Densho Digital Archive
National Japanese American Historical Society Collection
Title: George Koshi Interview
Narrator: George Koshi
Interviewer: Marvin Uratsu
Location: Seattle, Washington
Date: December 10, 1997
Densho ID: denshovh-kgeorge-01-0030

<Begin Segment 30>

MU: Now, before I ask you the final question, I wanted to know what your feelings were about the draft resisters in Heart Mountain. You know of them, of course.

GK: I don't know any of the specific persons.

MU: But you know the case.

GK: (Yes), I know the cases. And one case came to me (for legal advice.)

MU: Oh it did?

GK: Uh-huh. But then, I told him that... well, my whole approach was that the Issei we cannot help, that they are enemy aliens and whatever (the government decided to do would most likely) be legal -- and I was very optimistic about the outcome anyway. Internment of the Nisei, I thought was unconstitutional. And then drafting them from the camp was very, very unreasonable. I thought, "American government got nerve to put them in the camps saying that, 'They are disloyal,' and, 'We don't want you outside, but we want you to serve because you are loyal American citizen.'" And then this quotation from Roosevelt, that, "Americanism is a, not a matter of color or race." He's got nerve to say a thing like that when he's the one that --

MU: Put us... yeah, okay.

GK: Issued Executive Order 9066. (He is) the one that placed the Nisei in the concentration camps. (...)

MU: You don't hold any grudges against...

GK: Oh, I... I think it was unreasonable, but no grudge actually.

MU: Uh-huh.
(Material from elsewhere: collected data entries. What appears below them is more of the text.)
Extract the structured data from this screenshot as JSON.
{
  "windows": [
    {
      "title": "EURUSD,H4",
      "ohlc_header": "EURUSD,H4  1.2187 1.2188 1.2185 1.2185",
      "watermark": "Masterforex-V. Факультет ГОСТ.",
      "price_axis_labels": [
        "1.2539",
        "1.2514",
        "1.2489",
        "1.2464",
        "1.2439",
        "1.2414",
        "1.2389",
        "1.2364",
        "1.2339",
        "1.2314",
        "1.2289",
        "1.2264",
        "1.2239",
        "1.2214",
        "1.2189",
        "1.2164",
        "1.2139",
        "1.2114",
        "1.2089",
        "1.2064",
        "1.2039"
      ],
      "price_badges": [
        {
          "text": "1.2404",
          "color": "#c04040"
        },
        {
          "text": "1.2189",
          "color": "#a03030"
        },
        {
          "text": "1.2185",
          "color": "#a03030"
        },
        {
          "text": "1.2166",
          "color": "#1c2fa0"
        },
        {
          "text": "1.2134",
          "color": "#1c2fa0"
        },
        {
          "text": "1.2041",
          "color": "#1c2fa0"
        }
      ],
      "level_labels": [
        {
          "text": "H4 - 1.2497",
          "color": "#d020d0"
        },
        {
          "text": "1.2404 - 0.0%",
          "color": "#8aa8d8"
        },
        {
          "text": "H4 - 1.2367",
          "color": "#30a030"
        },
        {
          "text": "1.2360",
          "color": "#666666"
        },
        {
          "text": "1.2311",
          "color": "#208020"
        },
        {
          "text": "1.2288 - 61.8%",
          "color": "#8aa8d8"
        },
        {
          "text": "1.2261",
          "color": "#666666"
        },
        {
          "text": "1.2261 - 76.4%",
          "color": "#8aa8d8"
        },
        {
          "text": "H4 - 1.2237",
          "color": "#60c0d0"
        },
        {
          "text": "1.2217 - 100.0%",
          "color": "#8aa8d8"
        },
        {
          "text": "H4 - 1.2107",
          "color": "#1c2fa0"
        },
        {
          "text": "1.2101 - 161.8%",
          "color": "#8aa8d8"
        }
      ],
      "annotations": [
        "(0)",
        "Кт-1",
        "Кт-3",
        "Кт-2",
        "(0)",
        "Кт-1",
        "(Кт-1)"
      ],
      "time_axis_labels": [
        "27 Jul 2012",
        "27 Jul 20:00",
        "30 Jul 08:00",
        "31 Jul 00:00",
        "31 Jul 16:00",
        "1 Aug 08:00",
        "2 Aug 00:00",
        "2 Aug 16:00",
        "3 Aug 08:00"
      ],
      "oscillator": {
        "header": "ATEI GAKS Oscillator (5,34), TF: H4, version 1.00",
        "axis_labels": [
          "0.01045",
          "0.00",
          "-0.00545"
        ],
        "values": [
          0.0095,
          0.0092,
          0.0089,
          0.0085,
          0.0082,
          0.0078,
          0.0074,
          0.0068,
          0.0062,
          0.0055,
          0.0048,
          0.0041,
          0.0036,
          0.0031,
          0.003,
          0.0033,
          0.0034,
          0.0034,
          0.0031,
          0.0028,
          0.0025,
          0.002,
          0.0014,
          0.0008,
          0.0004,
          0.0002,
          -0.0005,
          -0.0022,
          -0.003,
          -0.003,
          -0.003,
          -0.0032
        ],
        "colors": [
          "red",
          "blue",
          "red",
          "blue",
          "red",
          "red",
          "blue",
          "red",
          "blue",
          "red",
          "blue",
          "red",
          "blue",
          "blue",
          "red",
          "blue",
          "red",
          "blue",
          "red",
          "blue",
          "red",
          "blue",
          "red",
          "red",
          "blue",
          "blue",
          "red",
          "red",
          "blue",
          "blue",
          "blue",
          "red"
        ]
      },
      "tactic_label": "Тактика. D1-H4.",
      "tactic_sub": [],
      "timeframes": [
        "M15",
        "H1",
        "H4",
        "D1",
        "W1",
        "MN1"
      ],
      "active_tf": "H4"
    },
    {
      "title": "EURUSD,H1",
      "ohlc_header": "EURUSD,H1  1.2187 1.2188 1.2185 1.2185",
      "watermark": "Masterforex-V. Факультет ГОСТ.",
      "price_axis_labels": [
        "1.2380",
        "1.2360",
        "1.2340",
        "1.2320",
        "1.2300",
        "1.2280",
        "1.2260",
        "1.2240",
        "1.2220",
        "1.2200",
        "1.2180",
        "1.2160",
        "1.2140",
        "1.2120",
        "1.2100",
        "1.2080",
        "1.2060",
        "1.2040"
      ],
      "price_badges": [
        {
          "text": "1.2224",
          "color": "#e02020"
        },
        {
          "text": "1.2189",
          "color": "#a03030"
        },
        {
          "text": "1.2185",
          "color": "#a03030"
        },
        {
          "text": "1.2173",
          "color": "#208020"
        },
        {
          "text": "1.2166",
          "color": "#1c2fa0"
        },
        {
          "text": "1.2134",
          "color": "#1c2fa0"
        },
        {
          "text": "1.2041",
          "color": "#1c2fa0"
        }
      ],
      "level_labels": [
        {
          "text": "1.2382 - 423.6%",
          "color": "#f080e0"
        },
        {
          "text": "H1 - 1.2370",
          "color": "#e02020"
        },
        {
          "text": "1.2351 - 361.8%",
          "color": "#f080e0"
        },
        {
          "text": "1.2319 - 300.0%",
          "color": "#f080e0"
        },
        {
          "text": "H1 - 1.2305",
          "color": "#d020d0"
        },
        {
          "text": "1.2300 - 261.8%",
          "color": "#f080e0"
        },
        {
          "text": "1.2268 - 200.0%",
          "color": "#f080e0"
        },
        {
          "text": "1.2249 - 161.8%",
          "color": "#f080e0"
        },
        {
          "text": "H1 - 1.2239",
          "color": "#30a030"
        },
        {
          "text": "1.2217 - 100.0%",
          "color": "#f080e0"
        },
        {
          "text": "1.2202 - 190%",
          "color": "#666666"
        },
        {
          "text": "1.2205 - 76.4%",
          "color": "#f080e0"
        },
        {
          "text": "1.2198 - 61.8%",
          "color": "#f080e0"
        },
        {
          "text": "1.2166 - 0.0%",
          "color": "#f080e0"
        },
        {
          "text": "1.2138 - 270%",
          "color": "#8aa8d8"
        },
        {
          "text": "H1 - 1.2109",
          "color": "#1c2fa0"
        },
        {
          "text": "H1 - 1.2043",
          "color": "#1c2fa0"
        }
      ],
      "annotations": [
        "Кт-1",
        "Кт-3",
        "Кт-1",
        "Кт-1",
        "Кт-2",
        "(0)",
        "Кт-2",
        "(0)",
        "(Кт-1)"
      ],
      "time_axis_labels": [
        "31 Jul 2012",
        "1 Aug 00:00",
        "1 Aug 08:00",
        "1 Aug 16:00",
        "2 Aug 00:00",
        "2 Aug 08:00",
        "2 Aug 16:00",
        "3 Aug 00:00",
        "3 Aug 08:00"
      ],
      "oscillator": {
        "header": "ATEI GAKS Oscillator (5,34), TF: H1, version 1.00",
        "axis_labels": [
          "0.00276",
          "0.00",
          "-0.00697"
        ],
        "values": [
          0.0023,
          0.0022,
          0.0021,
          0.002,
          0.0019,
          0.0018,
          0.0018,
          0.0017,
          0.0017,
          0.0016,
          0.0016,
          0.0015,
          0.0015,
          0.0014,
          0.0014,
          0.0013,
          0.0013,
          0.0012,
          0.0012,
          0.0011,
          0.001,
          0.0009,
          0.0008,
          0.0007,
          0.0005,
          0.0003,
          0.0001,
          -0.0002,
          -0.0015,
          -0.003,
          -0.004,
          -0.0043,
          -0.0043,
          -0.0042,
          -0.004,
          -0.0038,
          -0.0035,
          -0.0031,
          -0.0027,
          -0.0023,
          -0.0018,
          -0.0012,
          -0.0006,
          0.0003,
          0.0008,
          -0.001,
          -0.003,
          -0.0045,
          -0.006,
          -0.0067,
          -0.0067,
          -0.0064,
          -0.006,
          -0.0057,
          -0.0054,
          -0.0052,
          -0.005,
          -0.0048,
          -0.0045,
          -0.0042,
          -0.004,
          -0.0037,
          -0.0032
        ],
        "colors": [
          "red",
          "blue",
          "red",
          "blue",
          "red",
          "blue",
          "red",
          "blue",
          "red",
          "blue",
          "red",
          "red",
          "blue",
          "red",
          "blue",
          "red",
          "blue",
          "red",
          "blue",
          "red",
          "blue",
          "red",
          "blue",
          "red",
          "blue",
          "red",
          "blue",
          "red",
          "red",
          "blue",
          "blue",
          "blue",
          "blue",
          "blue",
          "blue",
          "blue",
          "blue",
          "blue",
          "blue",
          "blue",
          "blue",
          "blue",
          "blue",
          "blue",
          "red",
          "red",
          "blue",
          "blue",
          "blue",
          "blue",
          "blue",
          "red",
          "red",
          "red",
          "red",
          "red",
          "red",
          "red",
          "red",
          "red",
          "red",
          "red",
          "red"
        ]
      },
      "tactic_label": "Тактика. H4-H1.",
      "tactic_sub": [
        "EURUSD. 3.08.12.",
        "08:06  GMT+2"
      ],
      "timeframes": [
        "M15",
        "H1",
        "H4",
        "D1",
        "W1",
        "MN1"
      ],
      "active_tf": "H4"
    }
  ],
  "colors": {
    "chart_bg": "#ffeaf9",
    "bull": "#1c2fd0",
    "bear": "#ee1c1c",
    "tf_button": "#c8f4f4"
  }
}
Well, it took a lot of nerve and guts to stand up like they did. And, they were punished for it.

GK: That's right. So... but eventually I was optimistic about it, always, because as long as there is no record of criminality, no record of disloyalty -- American government, basically, is fair. There would be fair-minded people, working someplace, which will start speaking up. The wee little voice at the beginning became a regular voice of America and the legislature, also saw to it. And after that we start seeing the amendment and...

MU: The redress.

GK: Redress. All those came up after 1943 -- '53. And eventually, everything now, even the California anti-alien land laws --

MU: That's all done away with, okay.